Shuja put a good face on the privations of the march, but was as anxious as everyone else about the lack of planning and the growing problems with Baluchi marauders and dying baggage camels. He was also worried by the slow response from his future subjects to his letters entreating them to rally to his standard. Ever since Macnaghten had informed him of the plan to reinstate him, Shuja had been engaged in an energetic correspondence with the different tribal leaders of his old dominions, inviting them ‘in accordance with their family traditions to come forward and offer allegiance, and have their ancient rights and lands confirmed in perpetuity’. But the response had been a deafening silence, except from some of the Ghilzai and the Khyber chiefs, who had replied asking him to send money.
31

There was also an ominous silence from the leader whose territory the army was now heading into – Mehrab Khan of Qalat. In the past the Khan of Qalat had been a fairly loyal follower of Shuja and had given him shelter after he fled from his defeat in Kandahar five years earlier. But he strongly disapproved of Shuja returning to power as the puppet of the British. When Burnes was sent to try and win him over – and to try and procure 10,000 sheep for the troops who had now been put on half-rations – Mehrab Khan was frank in declaring that he regarded the policy as tactless, ill planned and strategically wrong-headed. ‘The Khan, with a good deal of earnestness, enlarged upon the undertaking the British had embarked in, and declared it to be one of vast magnitude and difficult accomplishment,’ reported Burnes.

 

He said that instead of relying on the Afghan nation, our Government had cast them aside, and inundated the country with foreign troops; and that if it was our end to establish ourselves in Afghanistan, and give Shah Shuja the nominal sovereignty of Kabul and Kandahar, we were pursuing an erroneous course; that all the Afghans were discontented with the Shah, and all Mahometans alarmed and excited at what was passing; that we might find ourselves awkwardly situated if we did not point out to Shah Shuja his errors; and that the Chief of Kabul (Dost Mohammad) was a man of ability and resource, and though we could easily replace him by Shah Shuja even in our present mode of procedure, we could never win over the Afghan nation.
32

 

It was wise advice.
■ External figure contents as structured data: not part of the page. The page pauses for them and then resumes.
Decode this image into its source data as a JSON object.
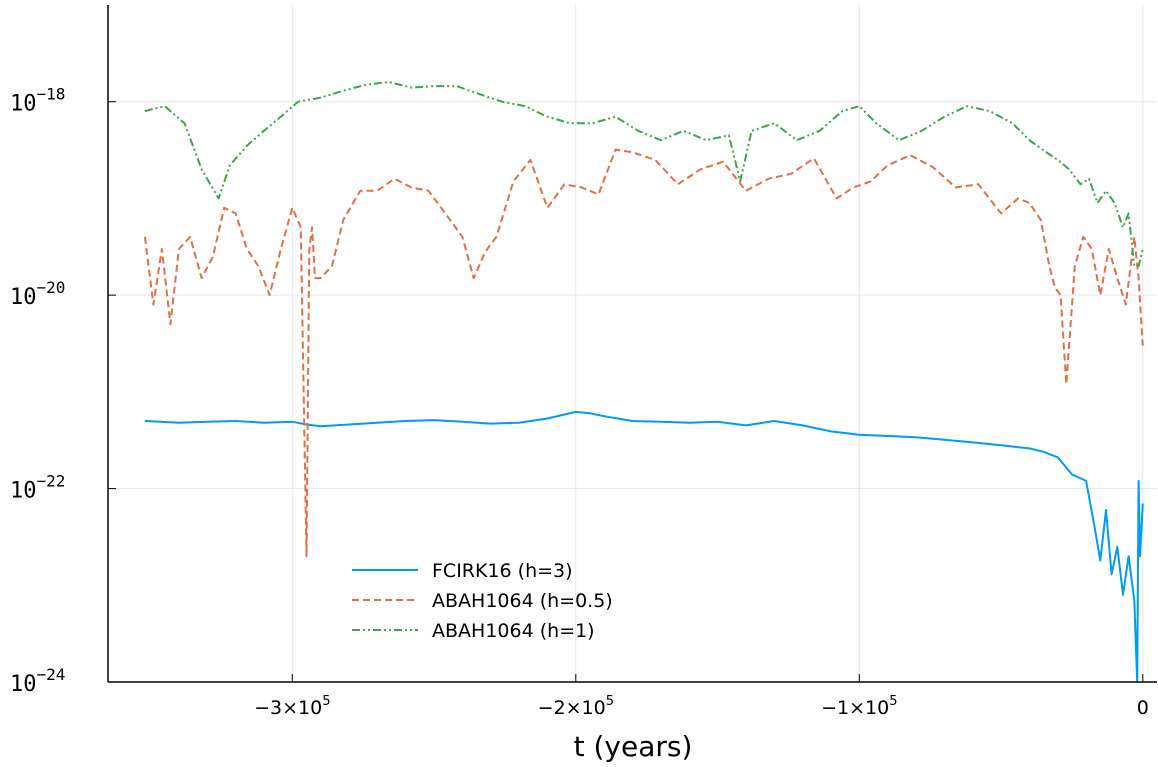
{
  "chart_data": {
    "type": "line",
    "title": "",
    "xlabel": "t (years)",
    "ylabel": "",
    "xlim": [
      -365000,
      5000
    ],
    "ylim": [
      1e-24,
      1e-17
    ],
    "y_scale": "log",
    "grid": true,
    "legend_position": "bottom-left",
    "x_ticks": [
      {
        "value": -300000,
        "label": "−3×10",
        "exp": "5"
      },
      {
        "value": -200000,
        "label": "−2×10",
        "exp": "5"
      },
      {
        "value": -100000,
        "label": "−1×10",
        "exp": "5"
      },
      {
        "value": 0,
        "label": "0",
        "exp": ""
      }
    ],
    "y_ticks": [
      {
        "value": 1e-18,
        "label": "10",
        "exp": "−18"
      },
      {
        "value": 1e-20,
        "label": "10",
        "exp": "−20"
      },
      {
        "value": 1e-22,
        "label": "10",
        "exp": "−22"
      },
      {
        "value": 1e-24,
        "label": "10",
        "exp": "−24"
      }
    ],
    "series": [
      {
        "name": "FCIRK16 (h=3)",
        "color": "#009af9",
        "dash": "solid",
        "x": [
          -352000,
          -340000,
          -330000,
          -320000,
          -310000,
          -300000,
          -295000,
          -290000,
          -280000,
          -270000,
          -260000,
          -250000,
          -240000,
          -230000,
          -220000,
          -210000,
          -200000,
          -195000,
          -190000,
          -180000,
          -170000,
          -160000,
          -150000,
          -140000,
          -130000,
          -120000,
          -110000,
          -100000,
          -90000,
          -80000,
          -70000,
          -60000,
          -50000,
          -45000,
          -40000,
          -35000,
          -30000,
          -25000,
          -20000,
          -17000,
          -15000,
          -13000,
          -11000,
          -9000,
          -7000,
          -5000,
          -3000,
          -2000,
          -1500,
          -1000,
          0
        ],
        "y": [
          5e-22,
          4.8e-22,
          4.9e-22,
          5e-22,
          4.8e-22,
          4.9e-22,
          4.6e-22,
          4.4e-22,
          4.6e-22,
          4.8e-22,
          5e-22,
          5.1e-22,
          4.9e-22,
          4.7e-22,
          4.8e-22,
          5.3e-22,
          6.2e-22,
          6e-22,
          5.6e-22,
          5e-22,
          4.9e-22,
          4.8e-22,
          4.9e-22,
          4.5e-22,
          5e-22,
          4.5e-22,
          3.9e-22,
          3.6e-22,
          3.5e-22,
          3.4e-22,
          3.2e-22,
          3e-22,
          2.8e-22,
          2.7e-22,
          2.6e-22,
          2.4e-22,
          2.1e-22,
          1.4e-22,
          1.2e-22,
          4e-23,
          1.8e-23,
          6e-23,
          1.3e-23,
          2.5e-23,
          8e-24,
          2e-23,
          7e-24,
          1e-24,
          1.2e-22,
          2e-23,
          7e-23
        ]
      },
      {
        "name": "ABAH1064 (h=0.5)",
        "color": "#e26f46",
        "dash": "dashed",
        "x": [
          -352000,
          -349000,
          -346000,
          -343000,
          -340000,
          -336000,
          -332000,
          -328000,
          -324000,
          -320000,
          -316000,
          -312000,
          -308000,
          -304000,
          -300000,
          -297000,
          -295000,
          -294000,
          -293000,
          -292000,
          -290000,
          -286000,
          -282000,
          -276000,
          -270000,
          -264000,
          -258000,
          -252000,
          -246000,
          -240000,
          -236000,
          -232000,
          -228000,
          -222000,
          -216000,
          -210000,
          -204000,
          -198000,
          -192000,
          -186000,
          -180000,
          -172000,
          -164000,
          -156000,
          -148000,
          -140000,
          -132000,
          -124000,
          -116000,
          -108000,
          -102000,
          -96000,
          -90000,
          -82000,
          -74000,
          -66000,
          -58000,
          -50000,
          -44000,
          -40000,
          -36000,
          -33000,
          -31000,
          -29000,
          -27000,
          -24000,
          -21000,
          -18000,
          -15000,
          -12000,
          -9000,
          -6000,
          -3000,
          -1500,
          0
        ],
        "y": [
          4e-20,
          8e-21,
          3e-20,
          5e-21,
          3e-20,
          4e-20,
          1.5e-20,
          2.5e-20,
          8e-20,
          7e-20,
          3e-20,
          2e-20,
          1e-20,
          3e-20,
          8e-20,
          5e-20,
          2e-23,
          3e-20,
          5e-20,
          1.5e-20,
          1.5e-20,
          2e-20,
          6e-20,
          1.2e-19,
          1.2e-19,
          1.6e-19,
          1.3e-19,
          1.2e-19,
          7e-20,
          4e-20,
          1.5e-20,
          2.8e-20,
          4e-20,
          1.5e-19,
          2.5e-19,
          8e-20,
          1.4e-19,
          1.3e-19,
          1.1e-19,
          3.2e-19,
          3e-19,
          2.5e-19,
          1.4e-19,
          2e-19,
          2.4e-19,
          1.2e-19,
          1.6e-19,
          1.8e-19,
          2.6e-19,
          1e-19,
          1.3e-19,
          1.5e-19,
          2.2e-19,
          2.8e-19,
          2.1e-19,
          1.3e-19,
          1.4e-19,
          7e-20,
          1e-19,
          9e-20,
          6e-20,
          2e-20,
          1.2e-20,
          1e-20,
          1.2e-21,
          2e-20,
          4e-20,
          3e-20,
          1e-20,
          3e-20,
          1.5e-20,
          8e-21,
          4e-20,
          1.5e-20,
          3e-21
        ]
      },
      {
        "name": "ABAH1064 (h=1)",
        "color": "#3da44d",
        "dash": "dashdotdot",
        "x": [
          -352000,
          -345000,
          -338000,
          -332000,
          -326000,
          -322000,
          -316000,
          -310000,
          -304000,
          -298000,
          -290000,
          -282000,
          -274000,
          -266000,
          -258000,
          -250000,
          -242000,
          -234000,
          -226000,
          -218000,
          -210000,
          -202000,
          -194000,
          -186000,
          -178000,
          -170000,
          -162000,
          -154000,
          -146000,
          -142000,
          -138000,
          -130000,
          -122000,
          -114000,
          -106000,
          -100000,
          -94000,
          -86000,
          -78000,
          -70000,
          -62000,
          -54000,
          -46000,
          -40000,
          -34000,
          -30000,
          -26000,
          -22000,
          -19000,
          -16000,
          -13000,
          -10000,
          -7000,
          -5000,
          -3000,
          -1500,
          0
        ],
        "y": [
          8e-19,
          9e-19,
          6e-19,
          2e-19,
          1e-19,
          2.2e-19,
          3.5e-19,
          5e-19,
          7e-19,
          1e-18,
          1.1e-18,
          1.3e-18,
          1.5e-18,
          1.6e-18,
          1.4e-18,
          1.45e-18,
          1.45e-18,
          1.2e-18,
          1e-18,
          9e-19,
          7e-19,
          6e-19,
          6e-19,
          7e-19,
          5e-19,
          4e-19,
          5e-19,
          4e-19,
          4.5e-19,
          1.5e-19,
          5e-19,
          6e-19,
          4e-19,
          5e-19,
          8e-19,
          9e-19,
          6e-19,
          4e-19,
          5e-19,
          7e-19,
          9e-19,
          8e-19,
          6e-19,
          4e-19,
          3e-19,
          2.5e-19,
          2e-19,
          1.4e-19,
          1.6e-19,
          9e-20,
          1.2e-19,
          9e-20,
          5e-20,
          7e-20,
          2e-20,
          2e-20,
          3e-20
        ]
      }
    ]
  }
}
As Burnes prepared to return to his army, having failed to procure any of the supplies he needed, or even the most tenuous support of Mehrab Khan, his host was no less prescient in his final warning. ‘You have brought an army into the country,’ he said. ‘But how do you propose to take it out again?’
33
q

 

 

From the blinding white salt marshes of Dadur, the shimmering heat haze of the desert flatlands slowly gave way to rolling foothills. These in turn scrolled up to the silvery outlines of dragons’-backs rising in the distance from a summer dust storm: the great mountains of southern Afghanistan. The country remained burned out and ash-coloured, and as arid as before, but the gradient became increasingly steep and tortuous until the gaping funnel of the Bolan Pass suddenly opened blackly in front of the troops.
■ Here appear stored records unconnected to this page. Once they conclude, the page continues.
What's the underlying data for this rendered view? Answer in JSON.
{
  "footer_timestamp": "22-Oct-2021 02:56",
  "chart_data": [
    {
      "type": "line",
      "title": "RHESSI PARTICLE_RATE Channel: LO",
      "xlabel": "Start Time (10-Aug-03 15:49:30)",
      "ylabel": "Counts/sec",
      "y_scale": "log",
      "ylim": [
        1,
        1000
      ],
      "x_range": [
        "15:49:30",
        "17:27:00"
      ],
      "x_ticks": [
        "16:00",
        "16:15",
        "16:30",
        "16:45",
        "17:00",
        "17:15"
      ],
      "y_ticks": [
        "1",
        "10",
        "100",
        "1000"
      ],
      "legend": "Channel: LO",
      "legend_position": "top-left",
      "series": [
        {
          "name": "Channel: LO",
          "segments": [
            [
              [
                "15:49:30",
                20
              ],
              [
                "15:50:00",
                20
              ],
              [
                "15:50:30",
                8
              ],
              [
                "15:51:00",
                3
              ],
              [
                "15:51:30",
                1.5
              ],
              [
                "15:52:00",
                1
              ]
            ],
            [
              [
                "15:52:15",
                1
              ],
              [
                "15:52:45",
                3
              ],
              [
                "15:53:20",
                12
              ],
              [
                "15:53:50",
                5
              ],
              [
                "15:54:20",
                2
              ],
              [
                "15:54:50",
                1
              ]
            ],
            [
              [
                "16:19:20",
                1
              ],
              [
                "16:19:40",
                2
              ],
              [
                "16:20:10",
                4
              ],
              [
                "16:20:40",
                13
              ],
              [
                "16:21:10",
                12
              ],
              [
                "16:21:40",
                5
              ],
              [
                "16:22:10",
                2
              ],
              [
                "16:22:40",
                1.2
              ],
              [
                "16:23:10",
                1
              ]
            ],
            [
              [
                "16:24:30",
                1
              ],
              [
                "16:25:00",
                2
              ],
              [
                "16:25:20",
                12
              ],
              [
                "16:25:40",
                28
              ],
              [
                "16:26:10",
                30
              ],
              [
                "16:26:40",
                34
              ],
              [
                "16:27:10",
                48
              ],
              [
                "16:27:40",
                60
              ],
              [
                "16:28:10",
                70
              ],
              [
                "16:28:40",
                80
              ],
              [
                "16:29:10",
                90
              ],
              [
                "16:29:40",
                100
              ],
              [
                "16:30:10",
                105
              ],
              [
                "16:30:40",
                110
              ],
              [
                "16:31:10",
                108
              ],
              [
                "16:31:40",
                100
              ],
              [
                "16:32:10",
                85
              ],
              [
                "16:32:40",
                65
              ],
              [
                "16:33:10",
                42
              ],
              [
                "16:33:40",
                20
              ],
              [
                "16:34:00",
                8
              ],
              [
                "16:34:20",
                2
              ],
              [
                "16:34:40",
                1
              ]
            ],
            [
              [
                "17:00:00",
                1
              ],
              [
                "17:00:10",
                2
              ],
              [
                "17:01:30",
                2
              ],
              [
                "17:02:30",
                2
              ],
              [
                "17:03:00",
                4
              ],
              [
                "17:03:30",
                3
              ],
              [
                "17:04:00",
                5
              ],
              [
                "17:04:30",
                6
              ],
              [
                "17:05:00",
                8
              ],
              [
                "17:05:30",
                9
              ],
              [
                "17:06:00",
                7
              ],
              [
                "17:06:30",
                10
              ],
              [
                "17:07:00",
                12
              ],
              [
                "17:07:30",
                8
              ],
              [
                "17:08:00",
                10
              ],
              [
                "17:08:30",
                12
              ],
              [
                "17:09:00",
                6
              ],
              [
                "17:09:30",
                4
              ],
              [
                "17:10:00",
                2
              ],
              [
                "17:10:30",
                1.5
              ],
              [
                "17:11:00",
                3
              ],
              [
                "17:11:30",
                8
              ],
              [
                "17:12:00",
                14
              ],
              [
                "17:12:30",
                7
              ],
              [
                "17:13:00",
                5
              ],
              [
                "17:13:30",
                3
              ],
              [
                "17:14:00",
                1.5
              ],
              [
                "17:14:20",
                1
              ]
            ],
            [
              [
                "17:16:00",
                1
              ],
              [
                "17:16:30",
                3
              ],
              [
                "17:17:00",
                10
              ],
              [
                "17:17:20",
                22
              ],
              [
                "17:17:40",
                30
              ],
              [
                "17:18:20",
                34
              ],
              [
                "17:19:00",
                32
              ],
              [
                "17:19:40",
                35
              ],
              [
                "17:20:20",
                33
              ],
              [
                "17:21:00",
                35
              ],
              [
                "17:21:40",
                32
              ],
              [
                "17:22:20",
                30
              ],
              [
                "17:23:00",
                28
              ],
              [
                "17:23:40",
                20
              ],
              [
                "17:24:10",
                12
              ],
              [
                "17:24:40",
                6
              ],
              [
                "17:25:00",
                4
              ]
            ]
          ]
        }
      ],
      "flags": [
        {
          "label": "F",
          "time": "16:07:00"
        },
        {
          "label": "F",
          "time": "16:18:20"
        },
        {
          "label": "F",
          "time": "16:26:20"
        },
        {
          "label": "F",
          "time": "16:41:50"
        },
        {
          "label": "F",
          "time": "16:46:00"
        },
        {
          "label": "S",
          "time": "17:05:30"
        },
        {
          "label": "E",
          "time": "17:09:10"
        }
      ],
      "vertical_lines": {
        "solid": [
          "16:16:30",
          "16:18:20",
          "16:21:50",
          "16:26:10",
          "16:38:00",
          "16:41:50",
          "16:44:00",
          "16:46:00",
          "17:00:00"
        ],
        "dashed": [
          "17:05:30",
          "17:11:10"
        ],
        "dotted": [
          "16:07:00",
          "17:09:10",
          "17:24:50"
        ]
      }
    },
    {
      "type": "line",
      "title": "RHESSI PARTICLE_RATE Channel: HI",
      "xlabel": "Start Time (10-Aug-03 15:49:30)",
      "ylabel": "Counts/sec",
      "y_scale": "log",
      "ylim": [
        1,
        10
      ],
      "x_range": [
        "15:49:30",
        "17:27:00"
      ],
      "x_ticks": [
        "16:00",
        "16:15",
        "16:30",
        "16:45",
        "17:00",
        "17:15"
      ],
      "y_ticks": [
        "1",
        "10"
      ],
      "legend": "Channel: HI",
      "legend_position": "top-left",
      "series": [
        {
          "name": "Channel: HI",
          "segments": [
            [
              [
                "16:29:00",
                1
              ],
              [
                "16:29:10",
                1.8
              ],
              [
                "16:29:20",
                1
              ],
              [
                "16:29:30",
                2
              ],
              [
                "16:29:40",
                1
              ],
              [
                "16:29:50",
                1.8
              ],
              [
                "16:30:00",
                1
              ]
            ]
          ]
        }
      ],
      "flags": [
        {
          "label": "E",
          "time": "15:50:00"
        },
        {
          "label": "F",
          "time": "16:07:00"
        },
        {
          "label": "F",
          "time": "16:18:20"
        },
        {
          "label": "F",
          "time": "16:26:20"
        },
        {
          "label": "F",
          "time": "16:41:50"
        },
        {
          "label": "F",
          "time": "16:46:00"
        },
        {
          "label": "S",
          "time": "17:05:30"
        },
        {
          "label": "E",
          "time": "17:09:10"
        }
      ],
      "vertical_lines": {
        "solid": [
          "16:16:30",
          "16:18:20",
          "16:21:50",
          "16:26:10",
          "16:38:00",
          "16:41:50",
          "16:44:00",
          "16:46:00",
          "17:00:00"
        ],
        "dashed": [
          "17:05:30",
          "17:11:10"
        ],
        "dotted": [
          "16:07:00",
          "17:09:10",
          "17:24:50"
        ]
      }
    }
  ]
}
For the first four of the pass’s seventy miles, the enfilade was so narrow that only a single camel could advance at a time. Now, as the feet of the cavalry clattered uneasily over the rockfalls blocking the dry riverbed, the errors of the commanders began to multiply the casualties: the stifling winter uniforms of the infantry were far too hot for a steep ascent in baking summer temperatures, and even if the vertical cliff walls initially shielded the sepoys from the direct rays of the sun, the rocks reflected the heat into their faces like an open tandoor. By day, the thermometers in the airless tents registered 119 degrees.